Frédéric Verdavaine est un dirigeant en phase avec son temps. Du conseil en organisation et stratégie à l’immobilier, en passant par le retail et la chimie, il se passionne pour les problématiques de conduite de changement. Portrait d’un homme qui articule sa vision du leadership autour de deux grands axes : la valorisation de la notion de service et l’intégration du digital, tant dans les processus métiers que dans l’expérience client.
« Je suis un passionné de triathlon : si vous manquez vos enchaînements, vous risquez de perdre la course. » Sportif confirmé, à la fois triathlète et boxeur, Frédéric Verdavaine est fort d’un parcours de patron aux multiples casquettes. Originaire du Nord, c’est à l’international qu’il plonge pleinement dans les métiers du restructuring, après deux premières expériences pour le compte du cabinet de conseil Quaternaire et de Pinault-Printemps-Redoute. Il rejoint en 2002 le chimiste américain Johnson Diversey, d’abord en tant que directeur des ressources humaines puis directeur général délégué et vice-président Europe, pour y multiplier les opérations de réorganisation de l’entreprise.
En quête de sens et soucieux de se rapprocher de sa famille, Frédéric Verdavaine est sollicité par un spécialiste de l’immobilier. Il saute le pas et revient dans le valenciennois de son enfance, en assumant la direction générale du groupe GHI. « Ils cherchaient un dirigeant capable de structurer l’entreprise et de donner un sens stratégique à l’ensemble. » Très vite, il a fallu devenir polyvalent pour être en capacité de comprendre les problématiques d’un secteur que Frédéric Verdavaine découvre du tout au tout. Il enchaîne avec de nouvelles fonctions de directeur général au sein d’un autre groupe immobilier, NDFI, avant de rencontrer Alain Dinin, PDG de Nexity. En 2014, il intègre la société cotée en bourse pour s’occuper des services aux particuliers, avec une mission : faire évoluer la rentabilité de ces métiers de 6 à 10 % en maximum trois ans. Challenge relevé en dix-huit mois.
« Le service, pierre angulaire de notre société »
À côté du métier historique de promoteur, les services souffraient d’un déficit de reconnaissance. « En tant que promoteur, vos appartements sont vendus en moyenne à 200 000 € ; lorsque vous gérez un lot de syndic, vous générez 200 € par an de chiffre d’affaires. » Le défi a été de dépoussiérer l’administration de biens, afin de redonner de la fierté à des collaborateurs en perte de motivation. S’enclenche alors un profond travail de communication et de réorganisation des agences, source d’excellents résultats financiers. Frédéric Verdavaine devient ensuite directeur général délégué du groupe, où il ajoute les réseaux de franchises à son portefeuille de compétences. « Une étape importante pour moi, car j’y ai découvert ce qu’était le métier d’entrepreneur en travaillant avec les franchisés », souligne-t-il.
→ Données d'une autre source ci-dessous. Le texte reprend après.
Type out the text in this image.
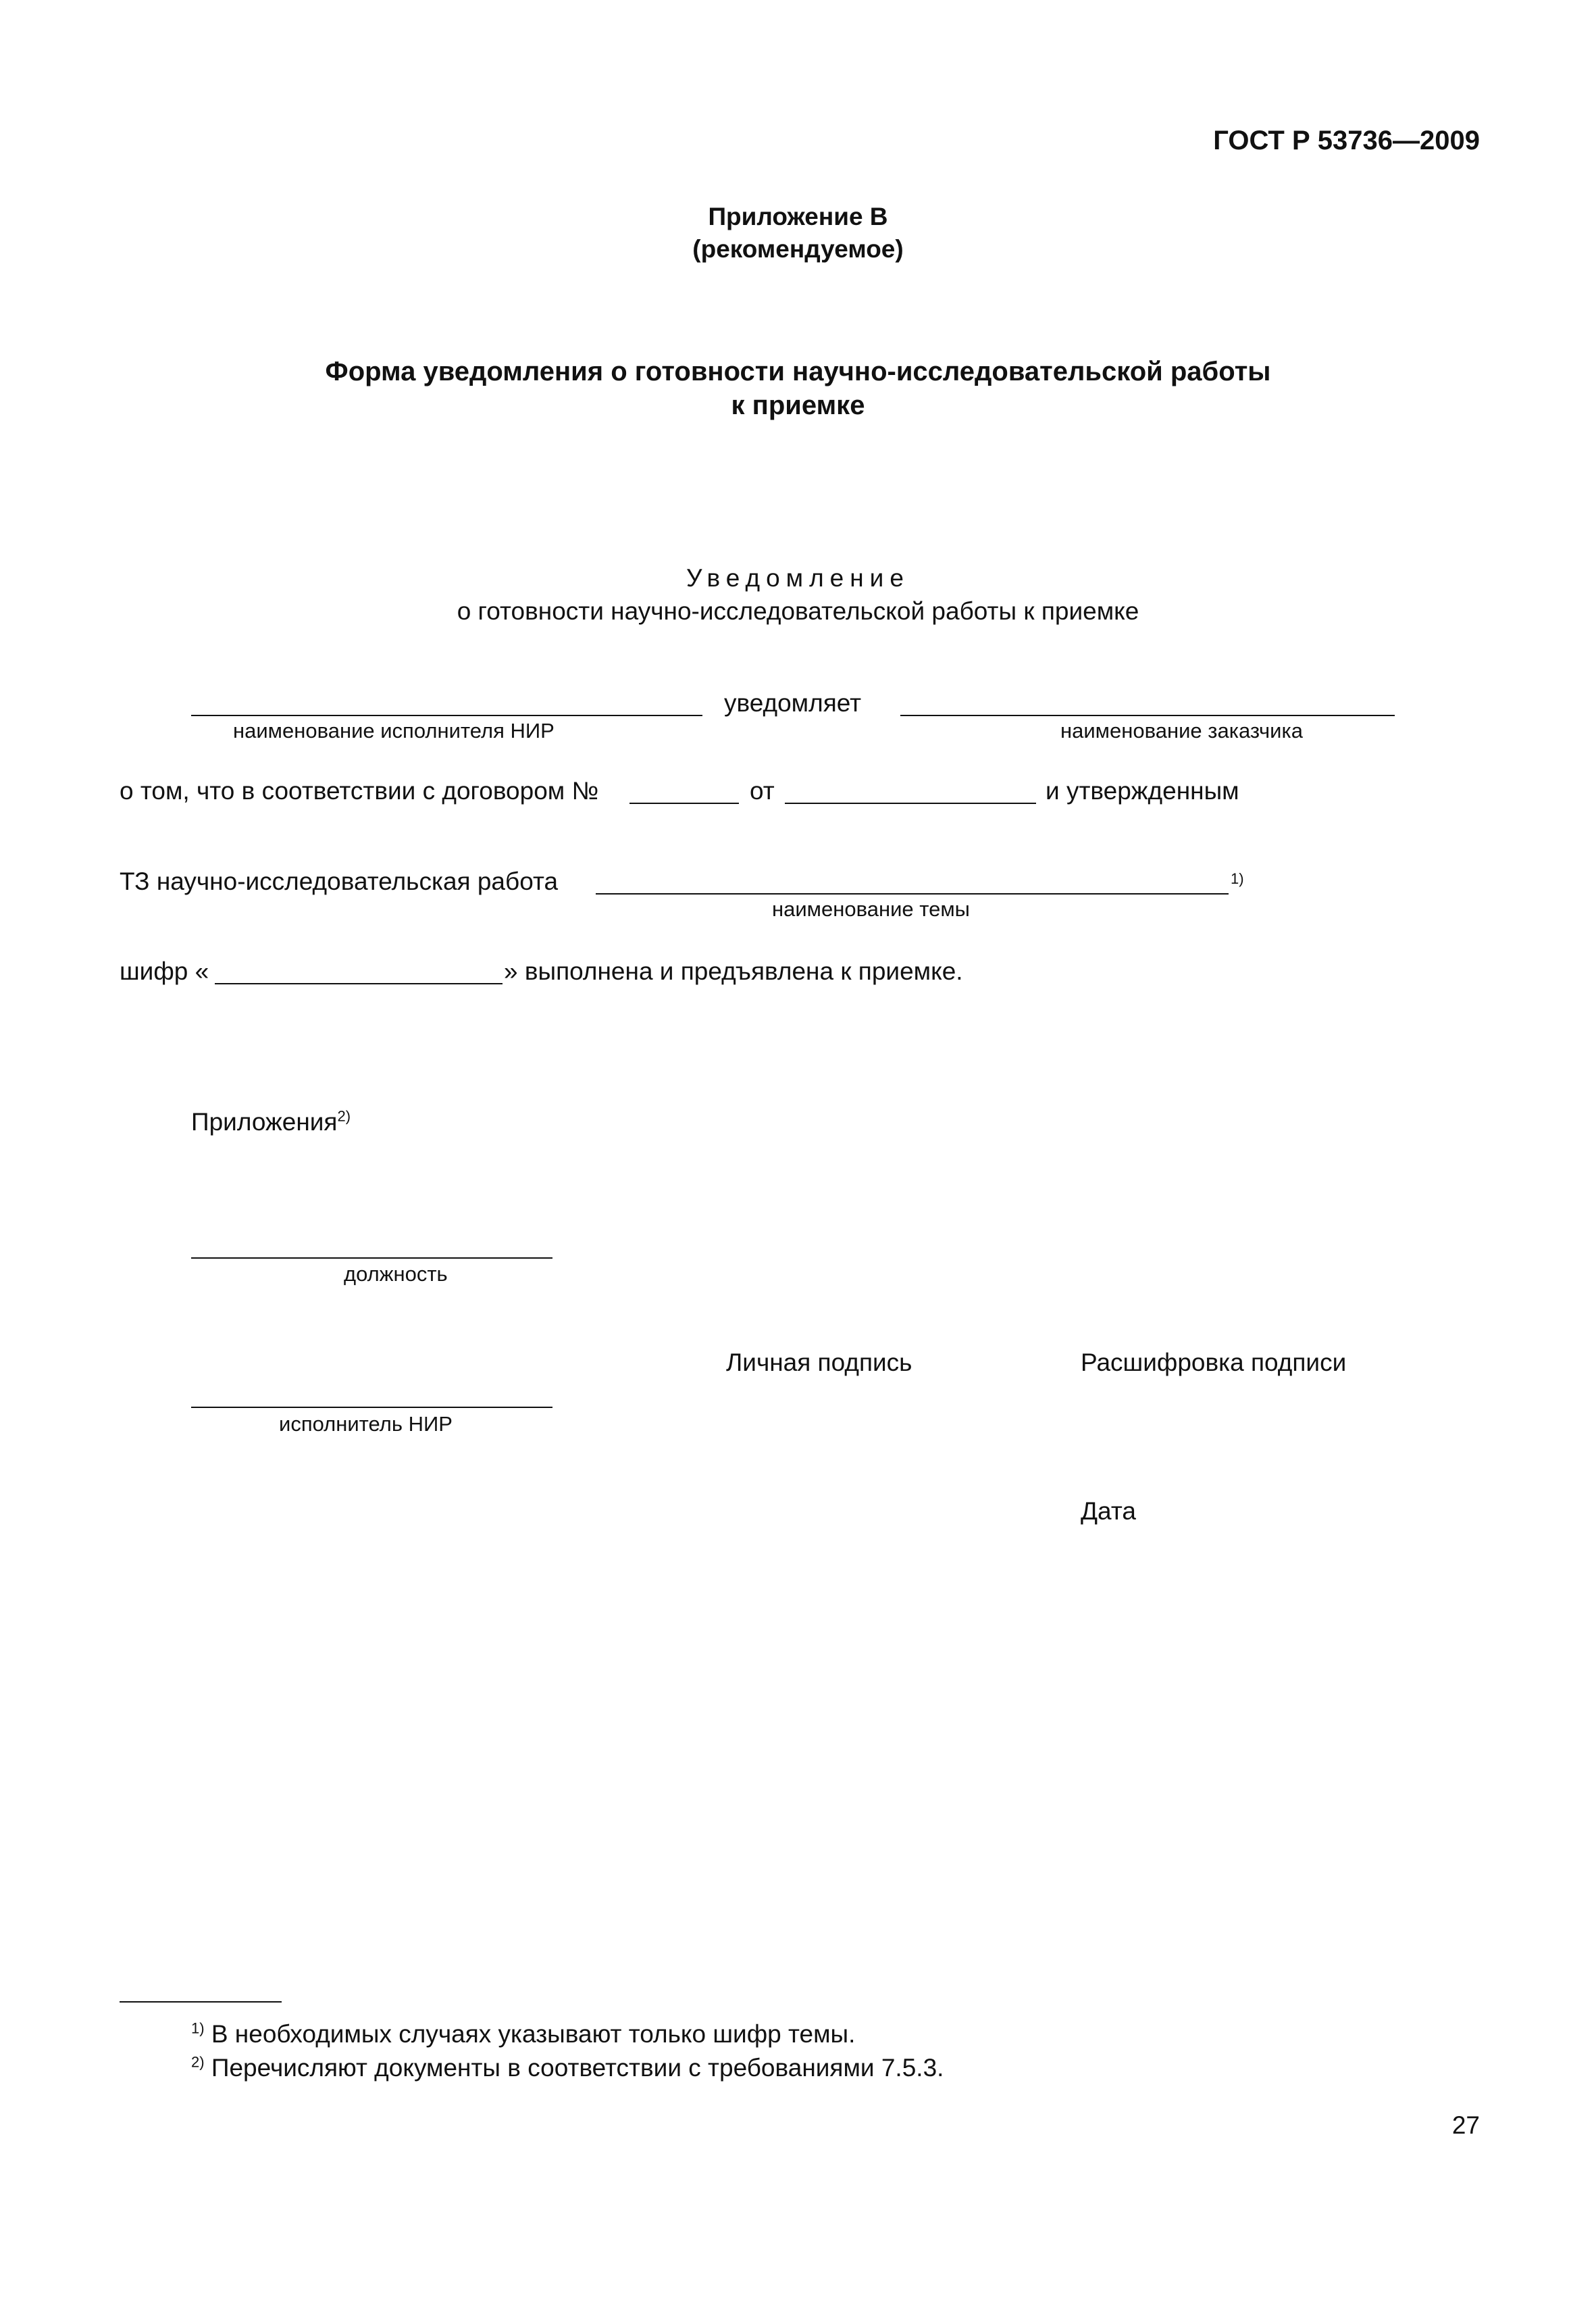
ГОСТ Р 53736—2009
Приложение В
(рекомендуемое)
Форма уведомления о готовности научно-исследовательской работы
к приемке
Уведомление
о готовности научно-исследовательской работы к приемке
уведомляет
наименование исполнителя НИР	наименование заказчика
о том, что в соответствии с договором №	от	и утвержденным
ТЗ научно-исследовательская работа	1)
наименование темы
шифр «	» выполнена и предъявлена к приемке.
Приложения$^{2)}$
должность
Личная подпись	Расшифровка подписи
исполнитель НИР
Дата
$^{1)}$ В необходимых случаях указывают только шифр темы.
$^{2)}$ Перечисляют документы в соответствии с требованиями 7.5.3.
27
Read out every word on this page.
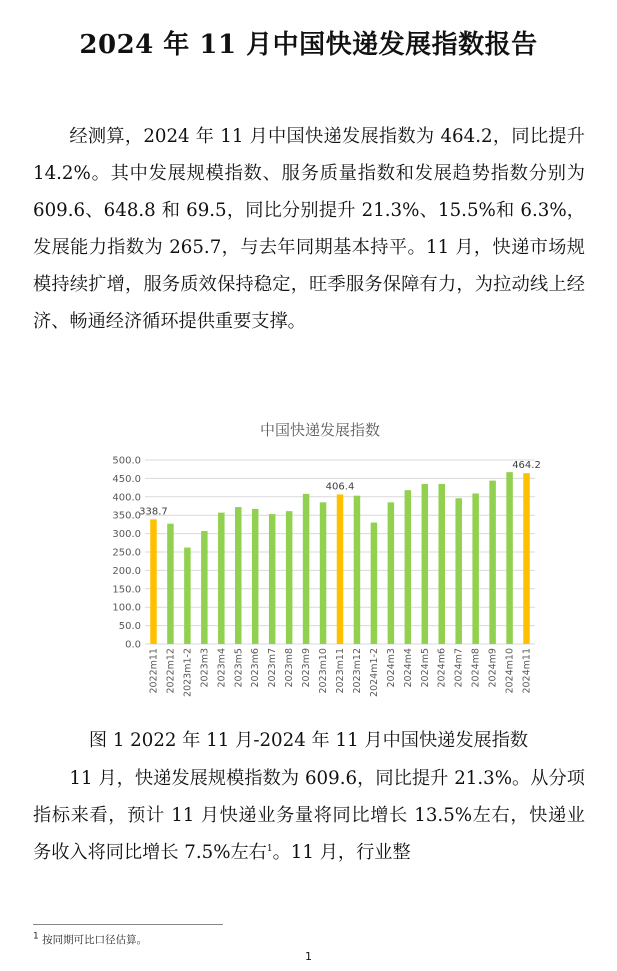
2024 年 11 月中国快递发展指数报告

经测算，2024 年 11 月中国快递发展指数为 464.2，同比提升 14.2%。其中发展规模指数、服务质量指数和发展趋势指数分别为 609.6、648.8 和 69.5，同比分别提升 21.3%、15.5%和 6.3%，发展能力指数为 265.7，与去年同期基本持平。11 月，快递市场规模持续扩增，服务质效保持稳定，旺季服务保障有力，为拉动线上经济、畅通经济循环提供重要支撑。

中国快递发展指数
0.0
50.0
100.0
150.0
200.0
250.0
300.0
350.0
400.0
450.0
500.0
338.7
406.4
464.2
2022m11 2022m12 2023m1-2 2023m3 2023m4 2023m5 2023m6 2023m7 2023m8 2023m9 2023m10 2023m11 2023m12 2024m1-2 2024m3 2024m4 2024m5 2024m6 2024m7 2024m8 2024m9 2024m10 2024m11
图 1 2022 年 11 月-2024 年 11 月中国快递发展指数

11 月，快递发展规模指数为 609.6，同比提升 21.3%。从分项指标来看，预计 11 月快递业务量将同比增长 13.5%左右，快递业务收入将同比增长 7.5%左右$^1$。11 月，行业整

$^1$ 按同期可比口径估算。
1
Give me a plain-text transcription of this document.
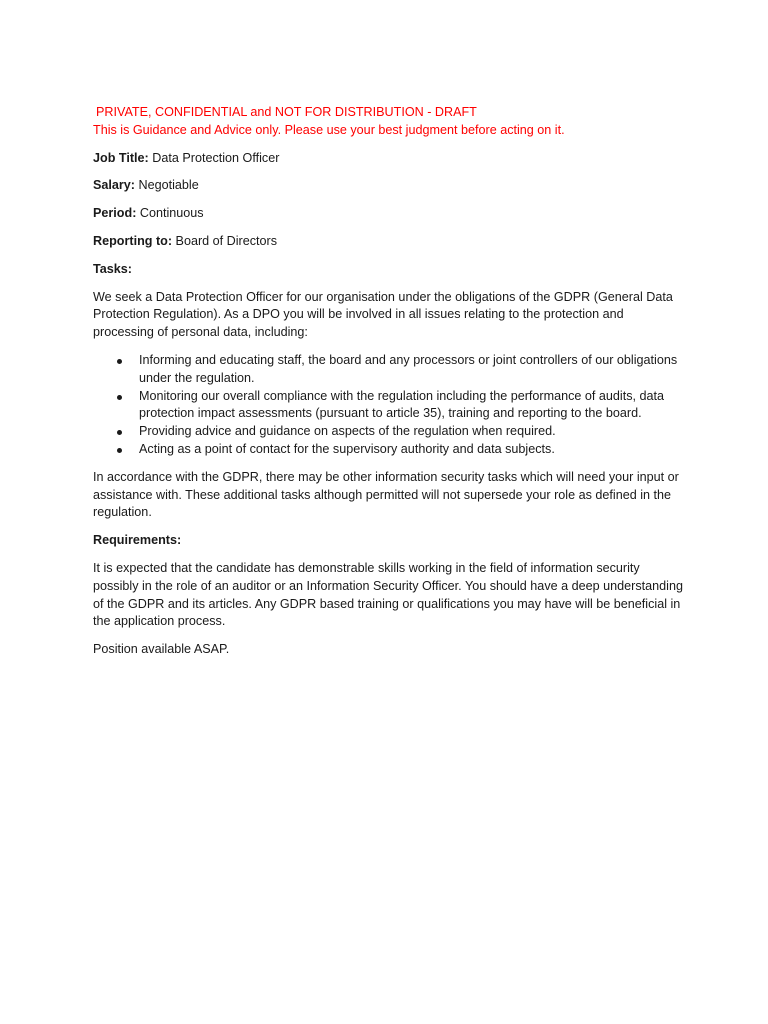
PRIVATE, CONFIDENTIAL and NOT FOR DISTRIBUTION - DRAFT

This is Guidance and Advice only. Please use your best judgment before acting on it.

Job Title: Data Protection Officer

Salary: Negotiable

Period: Continuous

Reporting to: Board of Directors

Tasks:

We seek a Data Protection Officer for our organisation under the obligations of the GDPR (General Data Protection Regulation). As a DPO you will be involved in all issues relating to the protection and processing of personal data, including:

Informing and educating staff, the board and any processors or joint controllers of our obligations under the regulation.
Monitoring our overall compliance with the regulation including the performance of audits, data protection impact assessments (pursuant to article 35), training and reporting to the board.
Providing advice and guidance on aspects of the regulation when required.
Acting as a point of contact for the supervisory authority and data subjects.

In accordance with the GDPR, there may be other information security tasks which will need your input or assistance with. These additional tasks although permitted will not supersede your role as defined in the regulation.

Requirements:

It is expected that the candidate has demonstrable skills working in the field of information security possibly in the role of an auditor or an Information Security Officer. You should have a deep understanding of the GDPR and its articles. Any GDPR based training or qualifications you may have will be beneficial in the application process.

Position available ASAP.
Enfin, il parvient à la présidence et à la direction générale de l’immobilier géré, toujours au sein de Nexity. Trois volets composent son champ d’action : les résidences étudiantes, les résidences seniors et le coliving. À ses yeux, l’immobilier géré représente l’immobilier de demain. « Quand vous considérez un smartphone, la fonction première – celle de téléphoner – est devenue subsidiaire et ce sont les applications qui font la valeur de l’appareil. » Ainsi en est-il du produit « logement », désormais secondaire en comparaison avec les services qui s’y greffent. C’est ce que traduit l’émergence du coliving et du coworking, accélérée par le Covid et le développement de nouvelles formes de travail, via le nomadisme digital. Cette demande est dopée par la recherche d’une plus grande flexibilité que celle offerte par le bail classique et, caractéristique forte de l’immobilier géré, par la volonté de se fondre au sein d’une communauté.
Frédéric Verdavaine est formel : « nous sommes entrés dans une phase économique où le service sera le vrai sujet de création de valeur. » Il est particulièrement attaché à l’idée de plateforme de services. En plus de répondre à un besoin par un produit et à un usage par un service, les entreprises d’aujourd’hui doivent concevoir des écosystèmes pour satisfaire largement les problématiques de leurs clients. « C’est ça, la notion de plateforme : ma capacité à répondre à n’importe quelle problématique d’un consommateur, par moi-même ou par ma faculté à ouvrir ma société à d’autres, afin de créer de la valeur et de la richesse ensemble. » Par nature, une résidence étudiante s’inscrit étroitement dans la vie de son quartier et de sa ville. Raisonner en termes d’écosystème permet de concevoir une batterie de services interdépendants, au-delà de l’appartement en lui-même : circuits courts, mobilités douces, vie associative, démarches administratives auprès de la mairie, etc. « Le service devient la pierre angulaire de notre société. »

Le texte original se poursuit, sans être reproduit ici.